Tuesday, November 08, 2005

"Magnificent Desolation"

Those are the words of Buzz Aldrin as he walked on the moon with Neil Armstrong on July 20, 1969. It's also the title of a new 3D IMAX movie produced by Tom Hanks that tries to give you the feeling of walking on the moon.

It's not just hype; it really is the closest you can come to walking on the moon without actually going there. I've just seen it, and though it's pricey for a movie and it's only 40 minutes long, it's worth every penny.

The lunar landscapes are painstakingly, lovingly recreated, especially the site of Apollo 15's landing, Hadley Rille. There's some spectacular scenery there--the Apennine mountain range, the plain at Hadley, and the long, sinuous trench of the Rille itself. It's a good choice for special treatment, and 15's commander, Dave Scott, served as technical consultant on the movie.

It seems most people don't remember 15, only Armstrong and Aldrin's 11. Part of the mission of the movie is to tell the story of those other lunar landings, the ones that didn't get so much coverage, and yet were even more spectacular. Those guys on the last three flights--15, 16, and 17--lived on the moon for three days at a time.

I've spent many hours watching the TV downlink from Apollo 15 trying my damndest to imagine myself there, to see the Earth hanging over the dead, blasted landscape, to feel myself at a sixth of my normal weight. As best as I can tell, director Mark Cowen got it right. And just to prove it, he dares to show clips from the astronauts' actual footage along with the recreations. It looks seamless.

Except on one point, the only mar on an otherwise flawless production. There's sound in space in this movie. Why is it that filmmakers can't resist embellishing scenes of spaceships and astronauts with engine rumblings and, as in the scene this shot is taken from, footsteps.



When the boots of the guy playing Scott come at you the dust flies in your face. A cool effect in 3D, except that it's accompanied by the sound of pebbles raining down on you. When I heard that I was immediately yanked back down to Earth to a sound stage and some foley artist spilling sand on a microphone.

2001: A Space Odyssey proved back in 1968 that the best way to take viewers out of this world is to tell it like it is--without sound in space. (I still think that's the best science fiction film ever made, but that's another story.)
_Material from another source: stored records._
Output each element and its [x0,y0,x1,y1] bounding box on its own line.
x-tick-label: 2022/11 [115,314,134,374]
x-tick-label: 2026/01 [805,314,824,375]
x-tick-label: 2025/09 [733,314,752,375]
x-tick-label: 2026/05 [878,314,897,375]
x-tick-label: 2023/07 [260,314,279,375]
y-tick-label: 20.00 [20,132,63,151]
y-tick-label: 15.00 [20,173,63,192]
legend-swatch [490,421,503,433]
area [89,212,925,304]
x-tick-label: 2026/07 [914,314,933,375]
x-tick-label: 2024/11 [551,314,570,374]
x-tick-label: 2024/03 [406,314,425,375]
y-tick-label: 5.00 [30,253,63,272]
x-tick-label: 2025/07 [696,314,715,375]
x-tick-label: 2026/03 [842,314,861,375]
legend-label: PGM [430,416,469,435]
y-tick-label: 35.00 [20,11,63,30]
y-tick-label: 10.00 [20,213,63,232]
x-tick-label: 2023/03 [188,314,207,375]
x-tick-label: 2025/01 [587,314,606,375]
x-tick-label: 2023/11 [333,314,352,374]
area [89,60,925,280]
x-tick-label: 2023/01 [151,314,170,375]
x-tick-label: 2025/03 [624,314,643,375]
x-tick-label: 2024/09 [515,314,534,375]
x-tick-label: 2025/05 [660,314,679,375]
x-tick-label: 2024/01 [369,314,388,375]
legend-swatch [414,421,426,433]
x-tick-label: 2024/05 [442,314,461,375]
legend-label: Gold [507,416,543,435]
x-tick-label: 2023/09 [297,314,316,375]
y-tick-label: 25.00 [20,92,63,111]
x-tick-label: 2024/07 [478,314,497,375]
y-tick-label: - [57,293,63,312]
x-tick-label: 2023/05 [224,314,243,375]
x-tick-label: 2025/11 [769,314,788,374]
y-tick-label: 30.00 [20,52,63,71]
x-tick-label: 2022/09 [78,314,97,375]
Go see Magnificent Desolation. Hell, go see it a couple or three times; I probably will. Just, if you're a purist like me, try to overlook the misguided sound design and focus instead on the gorgeous scenery.

3 comments:

Michael Belfiore said...

True, but the shots I'm talking about are from an omniscient, exterior POV, not from the POV of someone actually present (and wearing a sound-conducting spacesuit). For instance, when the LM is landing, the outside shot has engine noise and thruster banging, which would only be heard inside the craft. I think there's even an orbital shot with a "whizzing noise" as the craft hurtles around the moon, but I'd have to see it again to make sure.
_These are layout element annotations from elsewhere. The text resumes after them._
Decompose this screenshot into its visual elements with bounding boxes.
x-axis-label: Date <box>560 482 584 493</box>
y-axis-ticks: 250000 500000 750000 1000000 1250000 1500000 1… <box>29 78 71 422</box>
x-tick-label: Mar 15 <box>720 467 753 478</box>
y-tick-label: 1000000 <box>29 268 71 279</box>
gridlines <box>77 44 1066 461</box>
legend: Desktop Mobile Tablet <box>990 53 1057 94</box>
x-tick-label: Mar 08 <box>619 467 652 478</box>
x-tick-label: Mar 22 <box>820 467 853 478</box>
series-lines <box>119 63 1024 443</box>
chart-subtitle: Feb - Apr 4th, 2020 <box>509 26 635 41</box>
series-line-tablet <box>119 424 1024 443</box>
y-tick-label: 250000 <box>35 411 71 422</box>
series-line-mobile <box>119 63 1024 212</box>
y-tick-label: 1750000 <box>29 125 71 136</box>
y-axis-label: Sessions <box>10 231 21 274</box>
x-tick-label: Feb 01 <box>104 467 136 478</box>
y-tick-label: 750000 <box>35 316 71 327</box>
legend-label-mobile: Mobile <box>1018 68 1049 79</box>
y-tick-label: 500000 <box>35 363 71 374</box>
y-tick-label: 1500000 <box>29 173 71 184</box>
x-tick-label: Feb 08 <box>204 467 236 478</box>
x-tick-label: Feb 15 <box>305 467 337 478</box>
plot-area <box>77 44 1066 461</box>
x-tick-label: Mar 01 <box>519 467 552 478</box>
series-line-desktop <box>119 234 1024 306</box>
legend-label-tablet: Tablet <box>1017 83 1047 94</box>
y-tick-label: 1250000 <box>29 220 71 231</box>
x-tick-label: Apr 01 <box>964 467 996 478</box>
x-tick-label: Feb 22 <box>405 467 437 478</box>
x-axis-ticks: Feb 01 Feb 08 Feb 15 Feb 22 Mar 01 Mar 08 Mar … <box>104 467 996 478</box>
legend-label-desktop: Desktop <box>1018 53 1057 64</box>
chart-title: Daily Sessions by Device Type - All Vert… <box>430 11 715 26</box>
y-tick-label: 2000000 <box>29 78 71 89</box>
Okay, so maybe it's a minor point, but I'm spoiled by 2001, where you only hear noises when you're in an interior POV. Like when Bowman gets blown into an open airlock from the outside, and you only hear sounds when the outer door closes. Or when a moon bus speeds over the lunar surface in utter silence until the scene cuts to the interior, when you hear equipment noise and people talking.

Anonymous said...

Hi Michael B,

I'm with you. 2001 got it right. If the POV is not inside a pressure vessel such as one of the character's spacesuits, then the scene should be as quiet as - well - vacuum. And even from inside a suit, you should only hear fans and breathing and stuff faintly conducted through whatever the suit is touching. It's a minor point, I suppose - but if you're shooting for realism, why go out of your way to create something that's not really there?

Ahhh, I think I'm going to have to go and watch 2001 again. Look what you've gone and done :)

Brian Dunbar said...

It's a minor point, I suppose - but if you're shooting for realism, why go out of your way to create something that's not really there?

Because - for most people - realism is that you can hear pebbles kicked from a boot or that the LEM should make some kind of noise. Absent those touchstones and it might feel stiff and wrong.

This film isn't - I think - aimed at space geeks but a general audiance. This might be as nitpicky (and fruitless) as my yammering on about implausible effects in war movies or a period movie showing a Staunton set decades before that pattern was designed and so on.

Most people just don't care about the nit picks. Of course, I learned a long time ago that my wife was one of the those people so I've learned to hold my tongue for the sake of enjoying a movie with her.